Film

The Place Beyond Blue Valentine

Derek Cianfrance’s second film, the anticipated The Place Beyond the Pines, was released last week as his follow-up to critically-acclaimed debut Blue Valentine. The director’s re-uniting with heartthrob and man-crush material Ryan Gosling also sees Bradley Cooper and Dane DeHaan – each fresh from respective breakthroughs (Cooper in his first big ‘serious’ role in Silver Linings Playbook and DeHaan with his first real big-screen opportunity in last year’s little superhero gem Chronicle) – as part of the cast.

It’s these three actors who each dominate a section of the film. The first 40 minutes, roughly, focus on Ryan Gosling… just as every film should do (even those without him in it, ideally). Remembering his various turns in Drive, Blue Valentine, The Ides of March and more in the last couple of years alone helps bring to mind what an extraordinary and captivating talent he can be, with performances improving year-on-year.

These days his characters are typically striking and unforgettable, and his physical features here capture that essence from the get-go. With his blonde hair and tattoos that appear on his face, the opening shots of the film are a close-up of his rather flawless midriff to kick things off. From here we diverge from appearance to another kind of physicality, as he soon displays talent beyond meagre capability as he excels and revels in his motorbike skills. This nod to Drive doesn’t go unnoticed, and the precision and close-control that enable such fluid action scenes – including a rather wonderfully-filmed chase – allow the director-and-actor-combo to exhibit magnificent spectacles of precise talent and terrifying danger.

But these bike scenes go beyond existing merely as exciting side-shows. Not only are they essential to the plot and to exhibiting (and mirroring) the ferocity of Gosling’s character, but they also provide some of the calmer moments in the film. The winding roads that Gosling races along are accompanied by the centrepiece of the lingering score which serves not only as a motif throughout our journey – and that of the characters throughout their lives – but also beautifully sums up the fragmented, persistent and repetitive nature of existence which the film portrays.

Blue Valentine was the exhausting story of a troubled husband and wife; a depiction of what marriage is and the desperate attempts of Gosling and Williams to make it work. It supposed about the actualities of marriage for the duo. For every dream of a star-crossed lover there’s a double-suicide – or the metaphorical marriage equivalent – waiting to happen in those situations where it’s not quite right, where things begin to fall apart, and is an unsettling story about how it turns out for so many people.

If that rather bleak description of Blue Valentine is accurate then The Place Beyond the Pines is far more concerned with father-son relationships (or parent-child connections, at least) which has already been widely discussed in various reviews. However it’s more than that. Though all three of the main characters are heavily involved and influenced through these familial and familiar ways, some of which is really quite distressing, the relationships are more than sheer circularity.
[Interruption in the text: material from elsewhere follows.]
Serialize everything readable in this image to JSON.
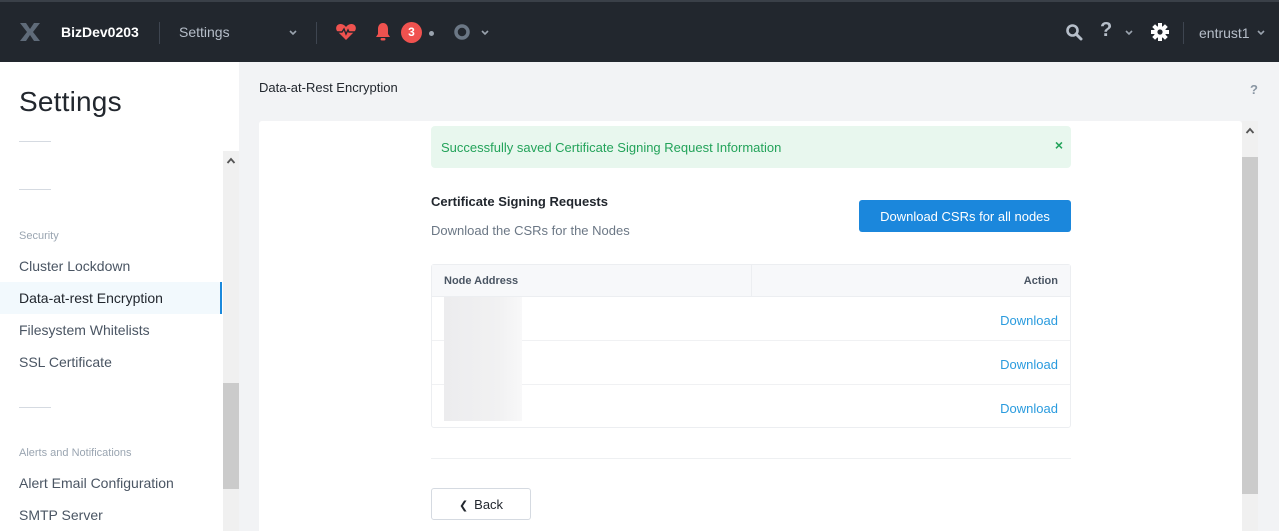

Whilst much has been noted about the archetypal and fabled nature of Beyond the Pines in the delivery of its ambition and epic-scale, the first section – which might have slipped your mind by the end of the journey – is notably realistic. This transition into the more metaphorical occurs via the middle section, focusing on Cooper, which glues everything together. Despite the difficulties involved, Cianfrance successfully manages to reconcile the differences between the clashes of styles with the use of the remarkable middle section which helps to drift it from one thing into something else entirely.

Though potentially jarring at first, this negotiation pays off. It follows Blue Valentine which balanced acts of happiness, generosity and optimism with desperation, anxiety and hopelessness with accomplished deftness. Films like Argo also combined genres that clash with its mix of Hollywood parody and genuine edge-of-the-seat thrills. Beyond the Pines picked up where these films left off and managed to balance the tone and mood brilliantly, not between genres, but between the styles of realism moving through to the artificiality that the film closes with.
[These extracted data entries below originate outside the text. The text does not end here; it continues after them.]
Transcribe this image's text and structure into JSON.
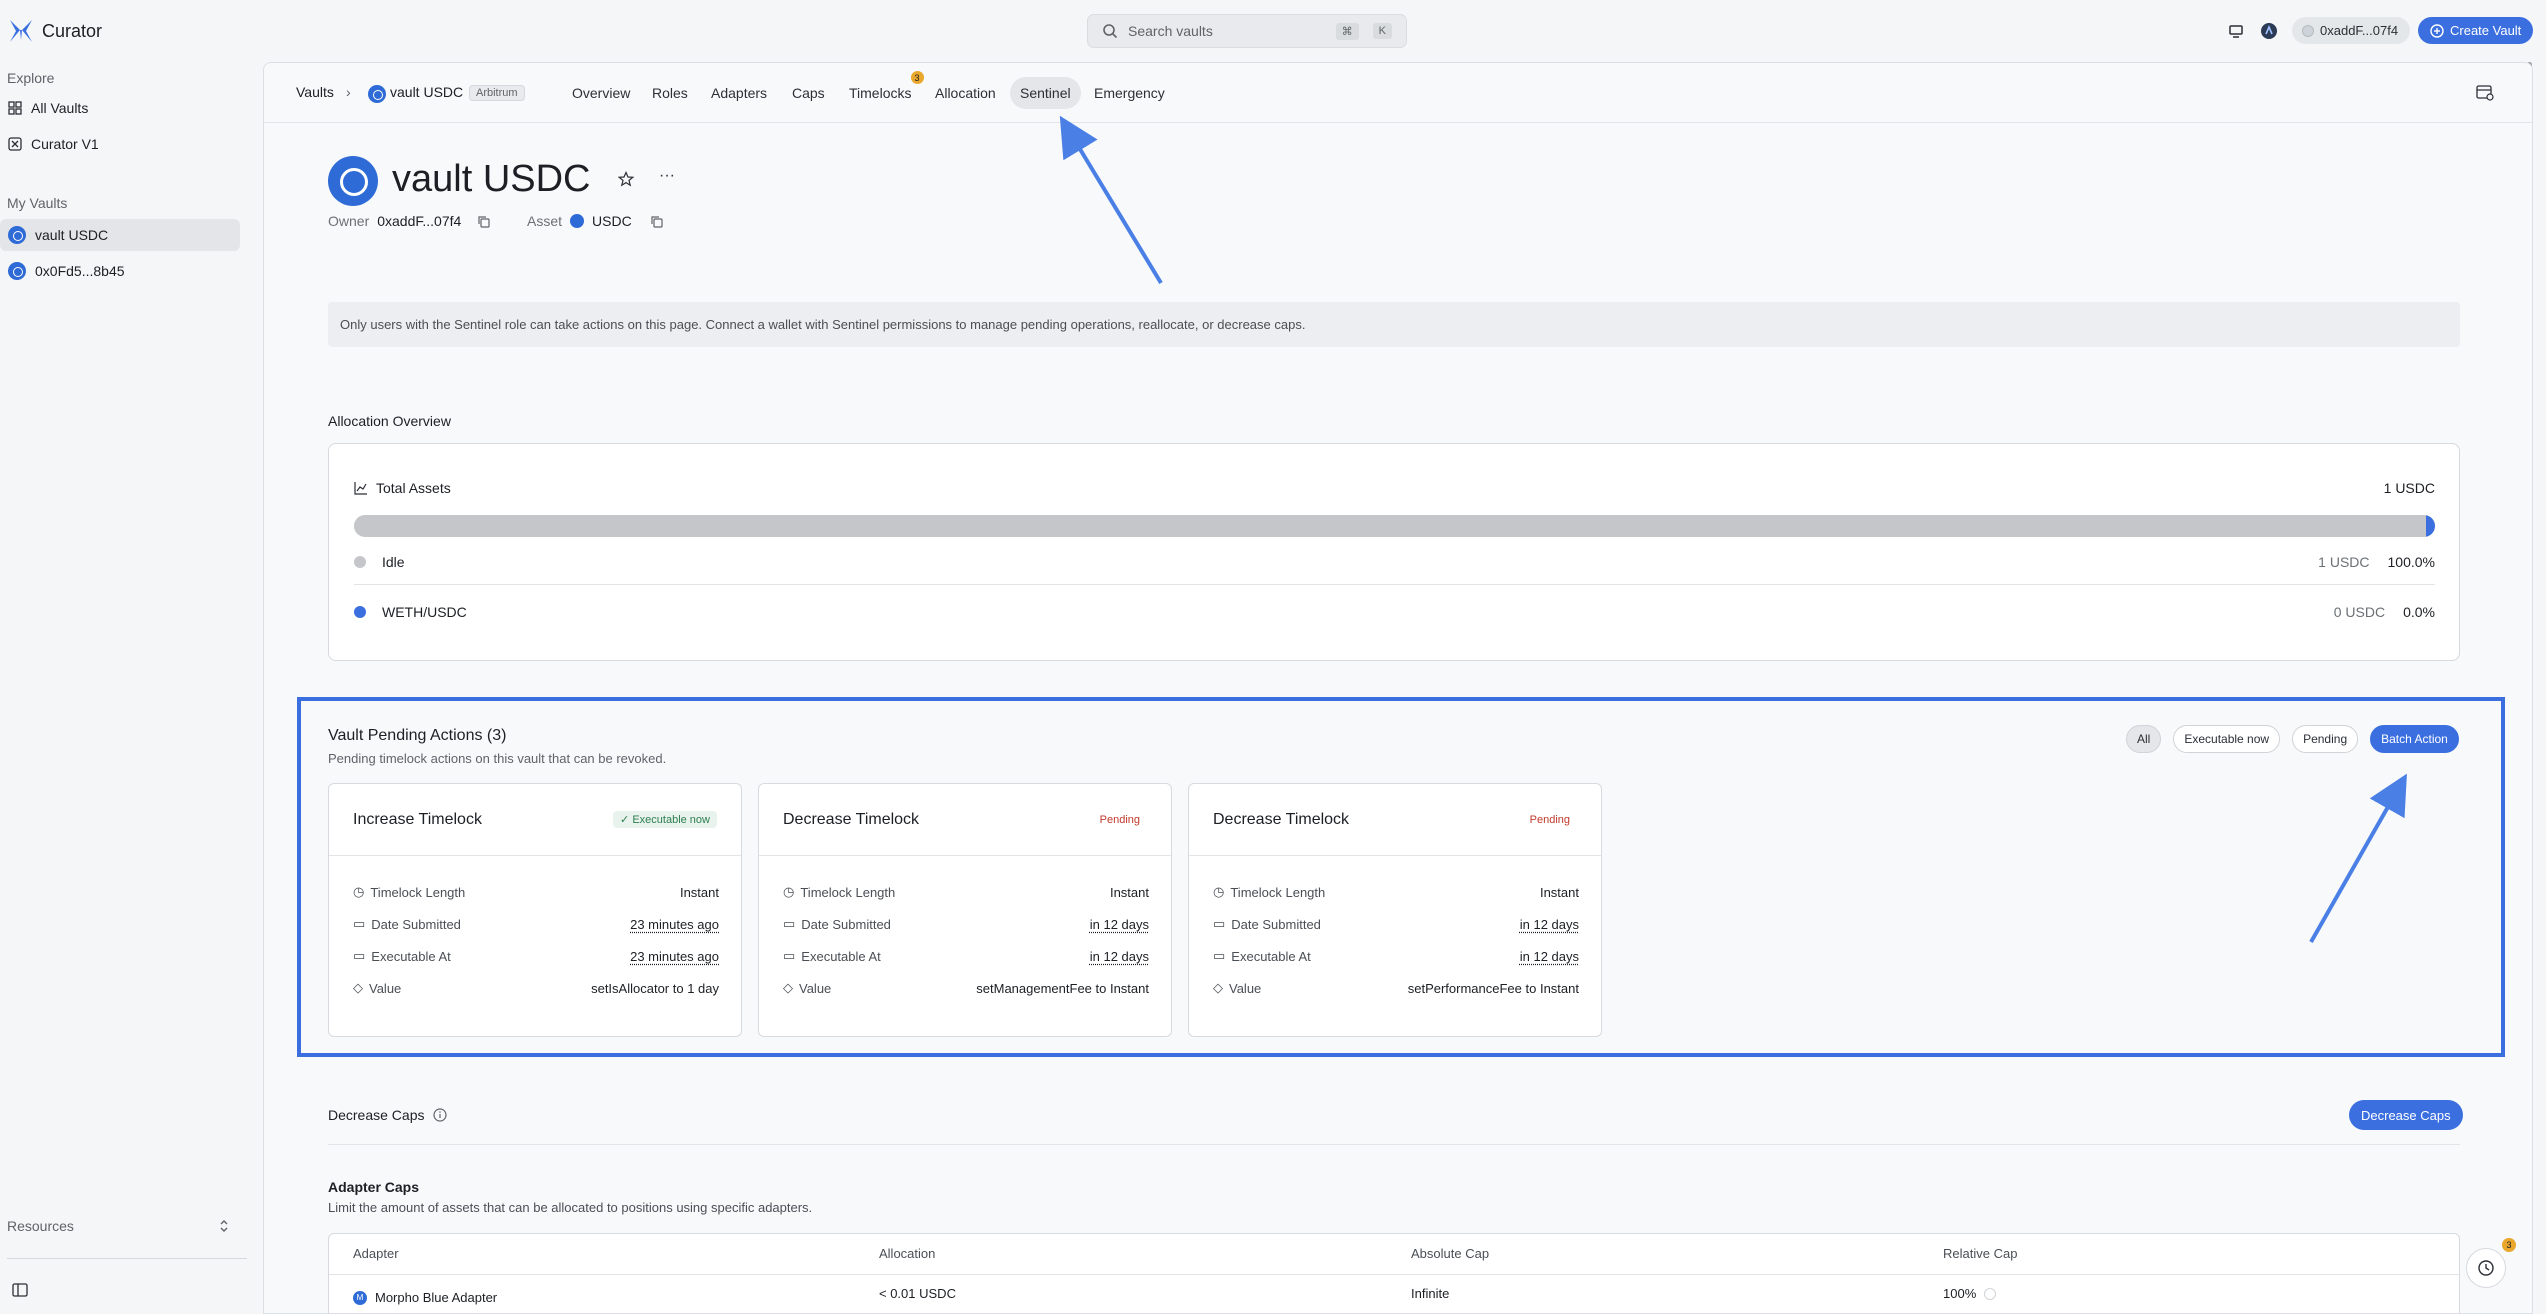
{
  "app": {
    "name": "Curator"
  },
  "search": {
    "placeholder": "Search vaults",
    "shortcut_mod": "⌘",
    "shortcut_key": "K"
  },
  "header": {
    "wallet": "0xaddF...07f4",
    "create_label": "Create Vault"
  },
  "sidebar": {
    "explore_label": "Explore",
    "explore_items": [
      {
        "label": "All Vaults"
      },
      {
        "label": "Curator V1"
      }
    ],
    "my_vaults_label": "My Vaults",
    "my_vaults": [
      {
        "label": "vault USDC"
      },
      {
        "label": "0x0Fd5...8b45"
      }
    ],
    "resources_label": "Resources"
  },
  "breadcrumb": {
    "root": "Vaults",
    "vault": "vault USDC",
    "network": "Arbitrum"
  },
  "tabs": [
    {
      "label": "Overview"
    },
    {
      "label": "Roles"
    },
    {
      "label": "Adapters"
    },
    {
      "label": "Caps"
    },
    {
      "label": "Timelocks",
      "badge": "3"
    },
    {
      "label": "Allocation"
    },
    {
      "label": "Sentinel"
    },
    {
      "label": "Emergency"
    }
  ],
  "active_tab": "Sentinel",
  "vault": {
    "title": "vault USDC",
    "owner_label": "Owner",
    "owner": "0xaddF...07f4",
    "asset_label": "Asset",
    "asset": "USDC"
  },
  "notice": "Only users with the Sentinel role can take actions on this page. Connect a wallet with Sentinel permissions to manage pending operations, reallocate, or decrease caps.",
  "allocation_overview": {
    "title": "Allocation Overview",
    "total_label": "Total Assets",
    "total_value": "1 USDC",
    "idle_fraction": 1.0,
    "items": [
      {
        "label": "Idle",
        "amount": "1 USDC",
        "pct": "100.0%",
        "color": "#c4c6c9"
      },
      {
        "label": "WETH/USDC",
        "amount": "0 USDC",
        "pct": "0.0%",
        "color": "#3b6fe0"
      }
    ]
  },
  "pending_actions": {
    "title": "Vault Pending Actions (3)",
    "subtitle": "Pending timelock actions on this vault that can be revoked.",
    "filters": [
      "All",
      "Executable now",
      "Pending"
    ],
    "batch_label": "Batch Action",
    "row_labels": {
      "length": "Timelock Length",
      "submitted": "Date Submitted",
      "executable": "Executable At",
      "value": "Value"
    },
    "cards": [
      {
        "title": "Increase Timelock",
        "status": "Executable now",
        "length": "Instant",
        "submitted": "23 minutes ago",
        "executable": "23 minutes ago",
        "value": "setIsAllocator to 1 day"
      },
      {
        "title": "Decrease Timelock",
        "status": "Pending",
        "length": "Instant",
        "submitted": "in 12 days",
        "executable": "in 12 days",
        "value": "setManagementFee to Instant"
      },
      {
        "title": "Decrease Timelock",
        "status": "Pending",
        "length": "Instant",
        "submitted": "in 12 days",
        "executable": "in 12 days",
        "value": "setPerformanceFee to Instant"
      }
    ]
  },
  "decrease_caps": {
    "title": "Decrease Caps",
    "button": "Decrease Caps"
  },
  "adapter_caps": {
    "title": "Adapter Caps",
    "subtitle": "Limit the amount of assets that can be allocated to positions using specific adapters.",
    "columns": [
      "Adapter",
      "Allocation",
      "Absolute Cap",
      "Relative Cap"
    ],
    "rows": [
      {
        "adapter": "Morpho Blue Adapter",
        "allocation": "< 0.01 USDC",
        "absolute": "Infinite",
        "relative": "100%"
      }
    ]
  },
  "history_badge": "3",
  "colors": {
    "accent": "#3b6fe0",
    "annotation": "#4a7fe6",
    "pending": "#c0392b",
    "executable": "#2e7d4f",
    "badge": "#e9a72b"
  }
}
If Martin McDonagh went from the brilliantly simple and straightforward In Bruges to the more complicated and ambitious Seven Psychopaths for his follow-up, then Cianfrance is doing for family dramas what McDoangh did for black comedies. He moves from an intimate and unsettling piece about love and marriage to bigger dimensions and a grander scale in the life-spanning Beyond the Pines, and his transition is marginally more successful than McDonagh’s. Beyond The Pines manages to achieve something which the character of Ben Mendelsohn – the Animal Kingdom sensation who has since gone on to feature in The Dark Knight Rises and Killing them Softly – doesn’t believe in, and somehow rides like lightening without crashing like thunder.